One of the recent technical issues we have been working on is migrating database services from MongoDB as persistent storage to MySQL.
The usual way we do that is by placing all the migration logic (which uses 2 databases) into the DB migration and hoping everything will go fine. This leads to a “very minor risk of serious data damage” in cases where the source database data is in unexpected format, or one of the DB connections fails during migration, or there is too much data and migration takes hours (or worse, fails with a timeout somewhere), and so on.
I would like to describe a general approach to the data migration problem, which allows us to reduce the risks mentioned above.
Let’s say we have an “old” DB, which is used by some service, and a “new” DB. We are switching all the operations and moving all the data from “old” to “new” DB.
Unlike the “DB migration” path, we want to have a “fallback” to the old DB in cases where there are some issues with the new one or with the data migration process itself. And using this fallback must not affect the data consistency of the old DB in any way.
Additionally, while the migration can have the “critical” downtime parts like configuring the databases and updating the services, the data should be moved “in background” while the service is running.
It’s quite obvious that you can’t start the new DB, migrate data to it and then shutdown the old DB without a downtime. There will be a period of time when both DBs are working simultaneously on the live environment, and we have to gradually migrate data and operations.
Steps To Success
Unsurprisingly, the best way to approach the problem is to decompose it.

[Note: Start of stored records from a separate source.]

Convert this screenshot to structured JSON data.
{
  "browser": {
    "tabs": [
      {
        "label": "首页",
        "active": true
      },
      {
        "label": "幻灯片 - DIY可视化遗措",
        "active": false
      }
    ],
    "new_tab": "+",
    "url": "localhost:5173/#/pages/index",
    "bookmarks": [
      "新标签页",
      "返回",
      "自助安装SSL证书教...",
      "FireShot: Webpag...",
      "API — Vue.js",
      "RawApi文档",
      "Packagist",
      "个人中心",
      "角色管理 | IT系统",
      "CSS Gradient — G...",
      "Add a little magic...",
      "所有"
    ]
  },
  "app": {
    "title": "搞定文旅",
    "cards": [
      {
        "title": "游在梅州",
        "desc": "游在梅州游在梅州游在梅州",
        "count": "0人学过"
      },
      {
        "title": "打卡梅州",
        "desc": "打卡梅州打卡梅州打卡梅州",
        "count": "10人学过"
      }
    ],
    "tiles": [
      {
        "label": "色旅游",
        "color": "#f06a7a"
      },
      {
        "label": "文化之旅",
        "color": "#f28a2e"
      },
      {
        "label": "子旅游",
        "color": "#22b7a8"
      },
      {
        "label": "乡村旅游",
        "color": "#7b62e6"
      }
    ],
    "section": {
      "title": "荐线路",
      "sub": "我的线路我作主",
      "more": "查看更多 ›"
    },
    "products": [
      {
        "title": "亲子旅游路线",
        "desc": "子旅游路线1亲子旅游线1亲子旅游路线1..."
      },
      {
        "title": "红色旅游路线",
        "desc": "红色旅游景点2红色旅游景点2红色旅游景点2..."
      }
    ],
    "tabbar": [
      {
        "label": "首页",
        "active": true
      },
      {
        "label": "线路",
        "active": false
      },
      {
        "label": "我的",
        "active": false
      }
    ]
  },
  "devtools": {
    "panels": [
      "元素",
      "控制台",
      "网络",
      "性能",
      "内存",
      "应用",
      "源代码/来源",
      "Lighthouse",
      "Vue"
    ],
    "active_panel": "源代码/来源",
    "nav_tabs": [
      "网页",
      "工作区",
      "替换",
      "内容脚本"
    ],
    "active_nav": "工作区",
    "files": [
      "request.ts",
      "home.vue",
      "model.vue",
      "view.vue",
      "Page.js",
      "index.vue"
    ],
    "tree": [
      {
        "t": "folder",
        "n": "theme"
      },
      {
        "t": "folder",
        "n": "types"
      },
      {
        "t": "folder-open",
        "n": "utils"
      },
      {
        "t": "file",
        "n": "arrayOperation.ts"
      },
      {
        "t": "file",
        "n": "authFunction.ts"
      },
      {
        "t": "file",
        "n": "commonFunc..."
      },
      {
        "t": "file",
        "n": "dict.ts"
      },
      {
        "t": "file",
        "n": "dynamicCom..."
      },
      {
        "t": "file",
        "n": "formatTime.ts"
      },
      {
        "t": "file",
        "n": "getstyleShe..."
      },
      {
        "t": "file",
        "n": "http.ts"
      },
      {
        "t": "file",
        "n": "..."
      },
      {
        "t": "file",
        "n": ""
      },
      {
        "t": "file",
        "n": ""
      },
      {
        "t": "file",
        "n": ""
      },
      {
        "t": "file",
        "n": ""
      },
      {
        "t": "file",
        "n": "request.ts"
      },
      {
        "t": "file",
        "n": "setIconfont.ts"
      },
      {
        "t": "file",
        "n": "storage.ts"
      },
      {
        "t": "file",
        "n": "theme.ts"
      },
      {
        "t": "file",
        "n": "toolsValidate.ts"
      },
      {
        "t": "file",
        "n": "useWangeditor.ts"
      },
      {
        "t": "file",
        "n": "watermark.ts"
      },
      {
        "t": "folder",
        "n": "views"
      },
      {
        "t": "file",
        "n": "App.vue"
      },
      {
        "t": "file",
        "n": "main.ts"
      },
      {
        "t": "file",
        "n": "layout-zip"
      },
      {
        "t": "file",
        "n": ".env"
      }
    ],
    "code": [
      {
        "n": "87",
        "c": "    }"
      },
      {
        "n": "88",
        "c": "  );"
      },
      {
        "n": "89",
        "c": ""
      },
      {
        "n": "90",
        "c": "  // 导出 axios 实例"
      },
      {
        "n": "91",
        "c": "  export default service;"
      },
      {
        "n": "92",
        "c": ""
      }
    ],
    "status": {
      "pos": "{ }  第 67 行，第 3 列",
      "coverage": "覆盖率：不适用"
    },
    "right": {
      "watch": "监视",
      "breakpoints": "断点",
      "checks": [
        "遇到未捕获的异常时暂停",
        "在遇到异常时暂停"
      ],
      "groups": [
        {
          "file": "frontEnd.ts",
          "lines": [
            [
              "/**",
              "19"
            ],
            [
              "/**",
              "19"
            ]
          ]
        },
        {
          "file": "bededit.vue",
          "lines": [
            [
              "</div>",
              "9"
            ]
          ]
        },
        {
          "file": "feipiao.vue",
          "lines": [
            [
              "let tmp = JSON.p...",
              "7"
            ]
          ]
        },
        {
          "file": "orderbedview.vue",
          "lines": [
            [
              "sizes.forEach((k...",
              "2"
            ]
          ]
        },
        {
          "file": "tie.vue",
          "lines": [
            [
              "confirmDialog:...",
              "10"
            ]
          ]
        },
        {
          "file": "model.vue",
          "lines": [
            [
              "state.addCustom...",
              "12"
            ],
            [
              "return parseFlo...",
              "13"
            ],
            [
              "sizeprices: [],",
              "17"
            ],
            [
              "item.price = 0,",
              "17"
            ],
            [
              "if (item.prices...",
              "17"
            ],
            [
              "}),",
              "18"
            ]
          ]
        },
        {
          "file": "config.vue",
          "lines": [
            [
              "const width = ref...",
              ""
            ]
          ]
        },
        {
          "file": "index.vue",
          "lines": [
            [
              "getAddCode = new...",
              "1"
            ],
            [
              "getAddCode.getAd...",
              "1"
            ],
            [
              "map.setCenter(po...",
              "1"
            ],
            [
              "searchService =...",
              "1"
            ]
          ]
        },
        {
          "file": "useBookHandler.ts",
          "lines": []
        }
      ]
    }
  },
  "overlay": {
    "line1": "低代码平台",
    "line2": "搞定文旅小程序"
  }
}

We can express the way we regularly work with DBs using two main kinds of operations — reading the data and writing it. While there are some additional operations like atomic or locking ones, they are used in very specific cases and should be reviewed case-by-case for migration too.
Let’s define the “roles” for the databases on the service, depending on whether they are used for reading or writing the data:
- Read Primary (RP) — read database, which is considered the Source of Truth for the data
- Read Secondary (RS) — read database, which is an additional source, but not necessarily a consistent one.
- Write Primary (WP) — write database, which is considered the Source of Truth for the data.
- Write Secondary (WS) — write database, which is an additional target for updates. Writes to WS happen after a successful write to WP.
Now, we can gradually switch old and new DB roles on the service side to ensure our reads and writes happen correctly:
The exact steps you follow for the specific service/DB migration depend on the amount of data and on your own confidence in the service integration with the new DB.
As an example, for a very simple service with a large amount of immutable data you most likely need only step 6 as an intermediary one. You can check the read/write code locally and immediately switch the old DB to the read-only state and perform the background migration.
There are some common issues you can encounter while migrating the data, which I’ve documented here.
1. Update operations on new DB with missing data
If you have mutable data in your DB, you’ll most likely encounter a case where you want to update a record but it’s not yet present in the new DB.
In this case, you’ll have to transfer the record from the old DB first, and then perform the update. Be extra careful with the transfer as this is a concurrent write operation — you can write the data in another service request, or perform background data migration at the same time — some data locking is most likely needed.
2. Locking data for update
In general, data locking for the business logic should happen on the WP only as WS is not consistent.
Although there are concurrent writes happening on the WS as well, regular WS writes can conflict with the background transfer process. In this case, it’s better to use pessimistic concurrency on the background process and ignore the concurrency errors per-record (as it means that the record in question was already transferred).
Those are the steps we took and it worked out great. I hope this helps. Good luck migrating your database with minimal downtime!